I am new to Spark Streaming and have little knowledge about checkpoint.Is streaming data stored in the checkpoint? Is the data stored in hdfs or memory ?How much space will it takes?
1 Answers
according to : Spark The definitive guide
The most important operational concern for a streaming application is failure recovery. Faults are inevitable: you’re going to lose a machine in the cluster, a schema will change by accident without a proper migration, or you may even intentionally restart the cluster or application. In any of these cases, Structured Streaming allows you to recover an application by just restarting it. To do this, you must configure the application to use checkpointing and write-ahead logs, both of which are handled automatically by the engine. Specifically, you must configure a query to write to a checkpoint location on a reliable file system (e.g., HDFS, S3, or any compatible filesystem).

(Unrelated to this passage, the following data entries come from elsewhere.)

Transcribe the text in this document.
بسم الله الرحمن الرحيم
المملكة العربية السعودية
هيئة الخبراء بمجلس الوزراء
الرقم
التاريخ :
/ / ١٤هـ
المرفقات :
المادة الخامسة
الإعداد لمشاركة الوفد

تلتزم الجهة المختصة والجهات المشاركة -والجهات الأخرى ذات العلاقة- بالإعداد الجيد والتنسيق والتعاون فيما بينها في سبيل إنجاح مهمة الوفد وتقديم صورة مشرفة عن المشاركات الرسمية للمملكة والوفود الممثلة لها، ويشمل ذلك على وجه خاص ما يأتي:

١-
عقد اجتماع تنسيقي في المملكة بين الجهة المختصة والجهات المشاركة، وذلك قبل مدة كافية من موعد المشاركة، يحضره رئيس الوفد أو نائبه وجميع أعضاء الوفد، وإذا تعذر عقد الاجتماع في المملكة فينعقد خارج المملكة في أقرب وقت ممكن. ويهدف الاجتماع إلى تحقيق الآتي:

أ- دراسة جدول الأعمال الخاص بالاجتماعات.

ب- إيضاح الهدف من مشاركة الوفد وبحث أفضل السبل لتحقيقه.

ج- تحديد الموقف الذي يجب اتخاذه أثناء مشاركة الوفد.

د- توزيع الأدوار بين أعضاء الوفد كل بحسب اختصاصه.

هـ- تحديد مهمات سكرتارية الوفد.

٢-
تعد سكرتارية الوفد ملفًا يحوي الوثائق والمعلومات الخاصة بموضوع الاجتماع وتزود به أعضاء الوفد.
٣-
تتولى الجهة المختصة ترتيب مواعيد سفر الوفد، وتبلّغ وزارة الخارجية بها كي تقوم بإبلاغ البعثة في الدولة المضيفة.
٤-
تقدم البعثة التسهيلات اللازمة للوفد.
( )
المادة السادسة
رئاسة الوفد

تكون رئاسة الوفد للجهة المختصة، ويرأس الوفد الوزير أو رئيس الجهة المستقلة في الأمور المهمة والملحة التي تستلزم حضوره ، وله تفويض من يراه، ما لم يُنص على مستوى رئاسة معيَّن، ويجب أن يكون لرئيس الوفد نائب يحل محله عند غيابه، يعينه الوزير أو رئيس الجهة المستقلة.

Structured Streaming will then periodically save all relevant progress information (for instance, the range of offsets processed in a given trigger) as well as the current intermediate state values to the checkpoint location. In a failure scenario, you simply need to restart your application, making sure to point to the same checkpoint location, and it will automatically recover its state and start processing data where it left off. You do not have to manually manage this state on behalf of the application—Structured Streaming does it for you.
I conclude that it is job progress information and intermediate results in which stored in checkpoint not the data, checkpoint location has to be a path in an HDFS compatible file system and the required space is based on the intermediate generated output.